いきなり強くキスをされ、しばらくキスを続けた。
それから唇を離した。
「ユウイチ、好き」
叔母は以前には言わなかった僕の名前を今日何度も口にしており、もしかして正気に戻り掛けているのでは・・・と疑った。
しかし、ラーメンを盆に載せて居間に戻った叔父さんにその事を聞いても相手にされなかった。

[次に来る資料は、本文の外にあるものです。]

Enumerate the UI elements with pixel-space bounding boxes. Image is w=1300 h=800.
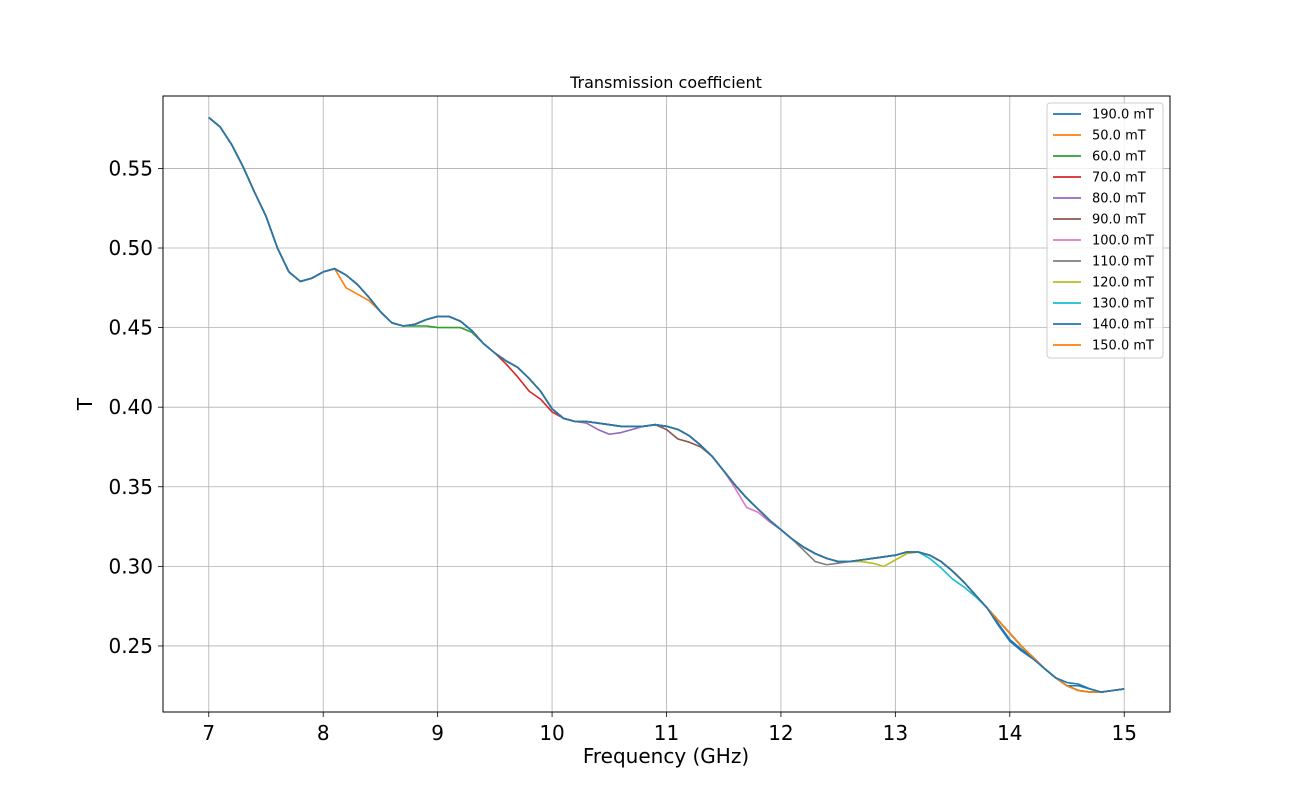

「ばかを言うな。昔あんなに治療しても治らなかったんだ。今頃元に戻るわけない」
「・・・」
「さあ、食ってくれ」
叔父さんは湯気の立っているラーメンを二杯それぞれ僕と加奈さんの前に置き、続いて自分の分と、水の入ったコップも盆に載せて台所から運んで来、炬燵に入って食べ始めた。空腹に暖いラーメンは実にうまい。
加奈さんも一心に食べている。
「しかし、もし元に戻ったらえらい事だぞ」
叔父さんは僕たちの方は見ずに真顔で言った。
僕は彼を一瞥した。
本気で言ったわけではないにせよ、ぐるになって加奈という女性を食い物にしている思いのある僕と叔父は、彼女に正常に戻られたら拙い。
「そんな事あるわけないですよ」
僕は一抹の不安を打ち消すように笑って言った。
「そうだな」と、叔父さんも笑った。
ラーメンを食べ終え、三人でテレビを見ていた時に僕の携帯電話が鳴った。
着信を見れば、友里恵さんからだ。
『何だよお・・・』
仕方なく出た。
<もしもし。今、何やってる?>
「テレビを見とるよ」
<正月の前に会えない?>
「んー・・・」
その時、加奈さんにいきなりズボン越しにペニスを掴まれ、思わず「ん!」と呻いてしまった。
<何?>
「いや別に」
「ふふふふ」
加奈さんが笑った。
<誰かそこにいるの?>
「いや」
気付かれるのを恐れて電話を切った。